This past Sunday morning at about 8:00, I was at my neighborhood Starbucks for some weekend fuel. Nothing unusual about that, although on this particular morning I had my 19-year old in tow as we were taking her back to college after winter break. She came inside with me to supervise the donut selection.
In front of us in line was an acquaintance who I’ve known for a decade because our kids have gone to the same schools and we have kids whose ages overlap. She commented that she was picking up some caffeinated drinks for her two high school aged daughters who were studying for finals. Seriously? At 8:00 on Sunday morning? I cringed, imagining my sophomore son comatose probably for the next several hours with me helplessly on the road. I made a joke about needing a cattle prod, which she seemed to think was funny, even though I was only half joking. The conversation took an ugly turn when I asked about her senior daughter’s college plans, which (of course) are to study medicine. I’ve never hurried out of Starbucks so quickly.
I’ve heard that there are teenagers out there who are known as “self starters,” and my eighth grader seems to be one, but that isn’t doing me any good this week: Finals Week. As a young higher schooler myself back in the day, I can recall one such week when I absolutely rebelled against my parents’ mandate that I study, which I’m sure was infuriating for them (and look at me now- blogging without even being told to!). I’ve been surprised as an adult to find that Finals Week may actually be more unpleasant for parent than child.
If you are still in a state of ignorant todder, grade school or even ‘tween bliss, let me tell you what you’re in for a few years down the road.
- Lots of negotiating. Assuming you don’t have one of those “self starters,” most studying will be done only when the child has been sufficiently incentivized. Why else would I have played so many games of ping pong the past few days? It’s been a reward for a good hour of studying (meaning actual studying was occurring). Attorneys have an advantage in this area.
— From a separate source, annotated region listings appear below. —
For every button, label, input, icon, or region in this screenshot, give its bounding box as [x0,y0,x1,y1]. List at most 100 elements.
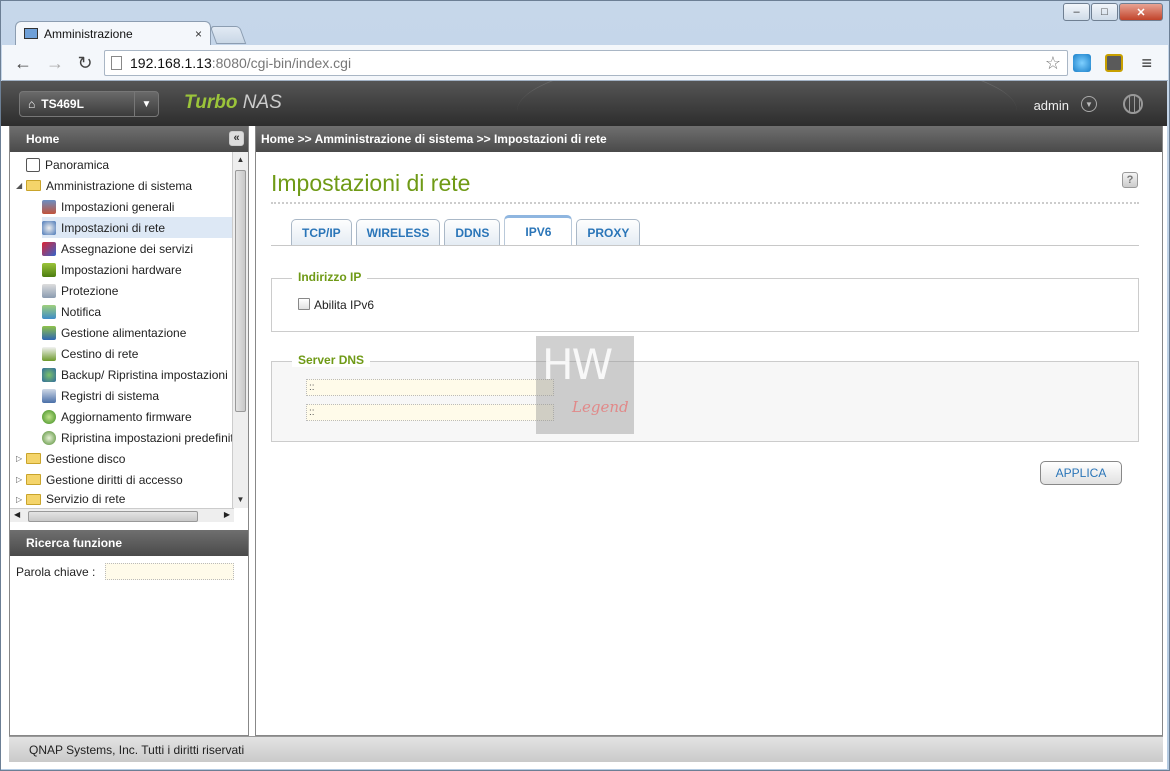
dns-server-2-input[interactable]: :: [306,404,554,421]
sidebar-item-panoramica[interactable]: Panoramica [26,154,248,175]
collapsed-arrow-icon[interactable]: ▷ [16,495,26,504]
collapsed-arrow-icon[interactable]: ▷ [16,475,26,484]
enable-ipv6-label[interactable]: Abilita IPv6 [314,298,374,312]
scroll-left-arrow-icon[interactable]: ◀ [14,510,20,519]
ip-address-section: Indirizzo IP Abilita IPv6 [271,270,1139,332]
tab-ipv6[interactable]: IPV6 [504,215,573,246]
scroll-up-arrow-icon[interactable]: ▲ [233,152,248,168]
sidebar-item-backup-ripristina[interactable]: Backup/ Ripristina impostazioni [42,364,248,385]
skype-extension-icon[interactable] [1073,54,1091,72]
user-menu-icon[interactable]: ▼ [1081,96,1097,112]
tab-close-icon[interactable]: × [195,27,202,41]
language-globe-icon[interactable] [1123,94,1143,114]
expanded-arrow-icon[interactable]: ◢ [16,181,26,190]
notification-icon [42,304,56,319]
folder-icon [26,453,41,464]
help-icon[interactable]: ? [1122,172,1138,188]
tab-title: Amministrazione [44,26,133,41]
restore-defaults-icon [42,430,56,445]
sidebar-item-label: Ripristina impostazioni predefinite [61,430,241,445]
title-divider [271,202,1139,204]
sidebar-item-protezione[interactable]: Protezione [42,280,248,301]
collapse-sidebar-button[interactable]: « [229,131,244,146]
tree-vertical-scrollbar[interactable]: ▲ ▼ [232,152,248,508]
extension-icon[interactable] [1105,54,1123,72]
brand-nas: NAS [237,92,282,113]
nas-app: ⌂ TS469L ▼ Turbo NAS admin ▼ Home « Pano… [1,81,1167,769]
apply-button[interactable]: APPLICA [1040,461,1122,485]
sidebar-item-impostazioni-rete[interactable]: Impostazioni di rete [42,217,234,238]
tab-proxy[interactable]: PROXY [576,219,641,246]
dns-section-legend: Server DNS [292,353,371,367]
address-bar[interactable]: 192.168.1.13 :8080/cgi-bin/index.cgi ☆ [104,50,1068,76]
url-host: 192.168.1.13 [130,55,212,71]
device-selector[interactable]: ⌂ TS469L ▼ [19,91,159,117]
dns-server-1-input[interactable]: :: [306,379,554,396]
sidebar-item-impostazioni-generali[interactable]: Impostazioni generali [42,196,248,217]
sidebar-item-gestione-alimentazione[interactable]: Gestione alimentazione [42,322,248,343]
sidebar-item-label: Impostazioni di rete [61,220,166,235]
network-icon [42,220,56,235]
sidebar-header: Home « [10,126,248,152]
sidebar-item-label: Impostazioni hardware [61,262,182,277]
maximize-button[interactable]: □ [1091,3,1118,21]
overview-icon [26,157,40,172]
scroll-thumb[interactable] [235,170,246,412]
header-decoration [517,81,1017,126]
collapsed-arrow-icon[interactable]: ▷ [16,454,26,463]
device-name: TS469L [41,97,84,111]
browser-tab[interactable]: Amministrazione × [15,21,211,45]
window-controls: – □ ✕ [1063,3,1163,21]
sidebar-item-notifica[interactable]: Notifica [42,301,248,322]
sidebar-item-impostazioni-hardware[interactable]: Impostazioni hardware [42,259,248,280]
sidebar-item-gestione-diritti[interactable]: ▷ Gestione diritti di accesso [16,469,240,490]
sidebar-item-amministrazione[interactable]: ◢ Amministrazione di sistema [16,175,240,196]
dns-server-section: Server DNS :: :: [271,353,1139,442]
service-binding-icon [42,241,56,256]
sidebar-item-ripristina-predefinite[interactable]: Ripristina impostazioni predefinite [42,427,248,448]
sidebar-item-aggiornamento-firmware[interactable]: Aggiornamento firmware [42,406,248,427]
app-header: ⌂ TS469L ▼ Turbo NAS admin ▼ [1,81,1167,126]
keyword-input[interactable] [105,563,234,580]
dropdown-arrow-icon[interactable]: ▼ [134,92,158,116]
monitor-icon [24,28,38,39]
close-window-button[interactable]: ✕ [1119,3,1163,21]
scroll-down-arrow-icon[interactable]: ▼ [233,492,248,508]
open-folder-icon [26,180,41,191]
settings-tabs: TCP/IP WIRELESS DDNS IPV6 PROXY [291,215,641,246]
system-logs-icon [42,388,56,403]
sidebar-item-label: Amministrazione di sistema [46,178,193,193]
reload-button[interactable]: ↻ [74,53,96,73]
browser-toolbar: ← → ↻ 192.168.1.13 :8080/cgi-bin/index.c… [2,45,1168,81]
sidebar-item-assegnazione-servizi[interactable]: Assegnazione dei servizi [42,238,248,259]
sidebar-item-label: Servizio di rete [46,492,126,506]
hw-legend-watermark: HW Legend [536,336,634,434]
back-button[interactable]: ← [12,53,34,73]
page-icon [111,56,122,70]
sidebar-item-gestione-disco[interactable]: ▷ Gestione disco [16,448,240,469]
folder-icon [26,474,41,485]
search-header: Ricerca funzione [10,530,248,556]
sidebar-item-registri-sistema[interactable]: Registri di sistema [42,385,248,406]
tab-ddns[interactable]: DDNS [444,219,501,246]
watermark-legend: Legend [572,398,629,416]
enable-ipv6-checkbox[interactable] [298,298,310,310]
page-title: Impostazioni di rete [271,170,471,196]
bookmark-star-icon[interactable]: ☆ [1045,53,1061,74]
forward-button[interactable]: → [44,53,66,73]
user-name[interactable]: admin [1034,98,1069,113]
minimize-button[interactable]: – [1063,3,1090,21]
folder-icon [26,493,41,505]
sidebar-item-cestino-rete[interactable]: Cestino di rete [42,343,248,364]
sidebar-item-servizio-rete[interactable]: ▷ Servizio di rete [16,490,240,508]
tab-wireless[interactable]: WIRELESS [355,219,441,246]
tree-horizontal-scrollbar[interactable]: ◀ ▶ [10,508,234,522]
scroll-thumb[interactable] [28,511,198,522]
browser-menu-icon[interactable]: ≡ [1141,53,1152,74]
scroll-right-arrow-icon[interactable]: ▶ [224,510,230,519]
search-title: Ricerca funzione [26,536,123,550]
tab-tcpip[interactable]: TCP/IP [291,219,352,246]
sidebar-item-label: Notifica [61,304,102,319]
keyword-label: Parola chiave : [16,565,96,579]
new-tab-button[interactable] [209,26,247,44]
- Possible weight gain. Particularly if you have boys, the incentives are often tied to food. I am hurrying to write this post because at exactly 8:37 we are heading to McDonalds for some apple pies, the treat of choice. I’ll do my best to resist those adorable snack sized McFlurries.
- House arrest. A friend texted me tonight to see if I wanted to go for a drink Thursday. Obviously, I do! But wait, the dreaded Spanish final is Friday. The grade is already precarious, we’re just trying not to lose too much ground with an abysmal performance on the final exam, and I’m worried the studying won’t happen without aforementioned cattle prodding.
- Complete silence. If I walk past the boy’s room and he notices me, he immediately tries to engage me in conversation, which means I can’t go upstairs. Likewise for noise from the t.v.
- Extra cooking. You’ll likely be guilted into cooking decent meals so that you can’t be blamed for low blood sugar ruining an exam performance.
- Some light accounting. If your house is like mine, the youngsters will need help with the complex algorithm to determine precisely what grade they need on their final for a particular grade in a class. There’s a lot of strategy involved in figuring out where to expend resources. Sometimes the needed final exam grade is ridiculously high, while at other times they can bomb and still keep the same grade. In either case, studying drops off precipitously. And obviously all of the above lead to…
- Extreme crankiness. Not on the part of the kids but rather the parents.
Knowing what I was in for this week with children #2 and #3, Sunday night at dinner I declared that I was going to have a beer. My eighth grader, who is currently in Health class, informed me that alcohol is a poor form of stress relief. Ugh!
There are some days when I long for poopy diapers and too-short naps. I've got a few more minutes before we're off to the McDonald's drive-thru.